L'ame seulette a mal au coeur d'un ennui dense,
Là-bas on dit qu'il est de longs combats sanglants.
O n'y pouvoir, étant si faible aux voeux si lents,
O n'y vouloir fleurir un peu cette existence!
O n'y vouloir, ô n'y pouvoir mourir un peu!
Ah! tout est bu! Bathylle, as-tu fini de rire?
Ah! tout est bu, tout est mangé! Plus rien à dire!
Seul un poème un peu niais qu'on jette au feu,
Seul un esclave un peu coureur qui vous néglige,
Seul un ennui d'on ne sait quoi qui vous afflige!
- Green (Paul Verlaine).
Voici des fruits, des fleurs, des feuilles et des branches
Et puis voici mon coeur qui ne bat que pour vous.
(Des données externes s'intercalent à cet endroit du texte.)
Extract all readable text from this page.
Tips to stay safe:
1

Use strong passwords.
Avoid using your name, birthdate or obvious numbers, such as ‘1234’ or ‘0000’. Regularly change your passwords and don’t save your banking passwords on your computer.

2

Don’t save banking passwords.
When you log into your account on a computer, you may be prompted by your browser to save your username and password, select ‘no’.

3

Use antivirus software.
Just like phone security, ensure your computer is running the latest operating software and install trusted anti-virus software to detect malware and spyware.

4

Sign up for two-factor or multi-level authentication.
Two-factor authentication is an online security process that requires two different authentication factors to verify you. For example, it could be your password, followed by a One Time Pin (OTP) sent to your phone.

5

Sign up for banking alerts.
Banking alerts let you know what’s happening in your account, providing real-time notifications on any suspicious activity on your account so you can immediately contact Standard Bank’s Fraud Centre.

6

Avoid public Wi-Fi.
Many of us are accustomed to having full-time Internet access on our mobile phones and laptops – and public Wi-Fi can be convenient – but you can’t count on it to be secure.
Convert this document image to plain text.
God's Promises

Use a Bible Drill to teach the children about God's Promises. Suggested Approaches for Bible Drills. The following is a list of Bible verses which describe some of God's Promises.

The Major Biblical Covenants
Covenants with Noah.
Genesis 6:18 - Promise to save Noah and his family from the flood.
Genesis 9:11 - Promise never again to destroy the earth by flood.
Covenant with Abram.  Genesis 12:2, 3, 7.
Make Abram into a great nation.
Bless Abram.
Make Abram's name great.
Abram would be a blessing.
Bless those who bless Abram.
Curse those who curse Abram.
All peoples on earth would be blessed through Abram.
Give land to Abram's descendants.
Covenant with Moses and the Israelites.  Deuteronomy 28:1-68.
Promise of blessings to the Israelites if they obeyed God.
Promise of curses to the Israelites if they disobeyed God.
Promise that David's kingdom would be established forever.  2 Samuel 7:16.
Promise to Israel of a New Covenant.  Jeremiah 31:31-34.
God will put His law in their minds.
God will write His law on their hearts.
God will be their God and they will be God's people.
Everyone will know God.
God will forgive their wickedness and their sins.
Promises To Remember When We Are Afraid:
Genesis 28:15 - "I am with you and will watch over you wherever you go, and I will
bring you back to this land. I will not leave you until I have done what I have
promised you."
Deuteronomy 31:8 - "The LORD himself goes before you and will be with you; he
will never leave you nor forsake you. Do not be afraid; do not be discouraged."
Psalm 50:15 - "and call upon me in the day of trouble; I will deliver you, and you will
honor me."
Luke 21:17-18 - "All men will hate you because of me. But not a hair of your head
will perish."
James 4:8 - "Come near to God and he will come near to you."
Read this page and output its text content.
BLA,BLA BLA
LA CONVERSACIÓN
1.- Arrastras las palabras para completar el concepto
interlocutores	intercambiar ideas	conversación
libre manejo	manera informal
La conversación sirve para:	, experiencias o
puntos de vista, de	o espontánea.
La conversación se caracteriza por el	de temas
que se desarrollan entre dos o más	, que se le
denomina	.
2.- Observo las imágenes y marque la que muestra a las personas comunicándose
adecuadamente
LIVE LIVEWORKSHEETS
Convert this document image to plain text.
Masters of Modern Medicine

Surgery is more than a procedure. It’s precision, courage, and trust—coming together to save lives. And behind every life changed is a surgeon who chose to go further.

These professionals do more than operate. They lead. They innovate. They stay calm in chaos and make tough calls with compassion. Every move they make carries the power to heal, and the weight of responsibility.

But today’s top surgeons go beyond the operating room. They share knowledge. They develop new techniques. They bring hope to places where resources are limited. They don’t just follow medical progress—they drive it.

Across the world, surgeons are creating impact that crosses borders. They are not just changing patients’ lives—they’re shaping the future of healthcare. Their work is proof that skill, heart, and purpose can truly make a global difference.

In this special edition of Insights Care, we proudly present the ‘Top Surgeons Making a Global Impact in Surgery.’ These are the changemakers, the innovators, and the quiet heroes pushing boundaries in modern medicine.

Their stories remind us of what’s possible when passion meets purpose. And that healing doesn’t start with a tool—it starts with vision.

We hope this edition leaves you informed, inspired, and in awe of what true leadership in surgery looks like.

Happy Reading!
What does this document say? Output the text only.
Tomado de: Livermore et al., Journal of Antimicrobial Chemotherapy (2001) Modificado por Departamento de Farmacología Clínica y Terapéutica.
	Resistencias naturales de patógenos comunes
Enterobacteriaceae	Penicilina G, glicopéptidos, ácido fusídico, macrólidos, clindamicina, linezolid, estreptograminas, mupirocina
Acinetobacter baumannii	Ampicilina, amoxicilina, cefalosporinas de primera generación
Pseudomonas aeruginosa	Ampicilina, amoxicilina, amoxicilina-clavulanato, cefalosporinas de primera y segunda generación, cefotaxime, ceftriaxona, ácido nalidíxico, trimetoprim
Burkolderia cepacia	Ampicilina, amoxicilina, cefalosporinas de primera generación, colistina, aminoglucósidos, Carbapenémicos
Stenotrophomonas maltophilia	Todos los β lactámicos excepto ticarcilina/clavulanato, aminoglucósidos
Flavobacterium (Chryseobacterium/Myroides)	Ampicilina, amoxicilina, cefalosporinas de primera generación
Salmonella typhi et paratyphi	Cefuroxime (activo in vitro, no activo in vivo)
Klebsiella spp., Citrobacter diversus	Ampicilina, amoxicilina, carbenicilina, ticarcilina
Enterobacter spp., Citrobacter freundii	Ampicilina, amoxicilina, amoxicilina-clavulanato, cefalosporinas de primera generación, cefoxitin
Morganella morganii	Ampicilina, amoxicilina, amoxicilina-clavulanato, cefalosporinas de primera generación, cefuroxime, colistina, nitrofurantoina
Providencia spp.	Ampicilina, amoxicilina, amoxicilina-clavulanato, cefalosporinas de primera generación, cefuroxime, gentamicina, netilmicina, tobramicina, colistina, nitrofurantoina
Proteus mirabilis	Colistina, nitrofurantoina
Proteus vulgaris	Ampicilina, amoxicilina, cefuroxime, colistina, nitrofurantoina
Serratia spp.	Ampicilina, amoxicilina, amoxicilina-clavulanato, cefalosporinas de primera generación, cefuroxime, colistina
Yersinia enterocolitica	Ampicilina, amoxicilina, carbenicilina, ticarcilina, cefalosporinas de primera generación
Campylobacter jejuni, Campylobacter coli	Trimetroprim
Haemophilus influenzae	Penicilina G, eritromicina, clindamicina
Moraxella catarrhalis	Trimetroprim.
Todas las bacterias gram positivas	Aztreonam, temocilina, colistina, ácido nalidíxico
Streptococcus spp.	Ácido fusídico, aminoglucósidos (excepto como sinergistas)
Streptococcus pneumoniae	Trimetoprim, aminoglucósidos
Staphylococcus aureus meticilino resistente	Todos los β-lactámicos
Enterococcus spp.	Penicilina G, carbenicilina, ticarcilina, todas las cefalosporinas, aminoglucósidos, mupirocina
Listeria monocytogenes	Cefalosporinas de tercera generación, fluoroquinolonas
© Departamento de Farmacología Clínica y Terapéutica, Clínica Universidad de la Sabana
Ne le déchirez pas avec vos deux mains blanches
Et qu'à vos yeux si beaux l'humble présent soit doux.
J'arrive tout couvert encore de rosée
Que le vent du matin vient glacer à mon front.
Souffrez que ma fatigue à vos pieds reposée
Rêve des chers instants qui la délasseront.
Sur votre jeune sein laissez rouler ma tête
Toute sonore encore de vos derniers baisers;
Laissez-la s'apaiser de la bonne tempête,
Et que je dorme un peu puisque vous reposez.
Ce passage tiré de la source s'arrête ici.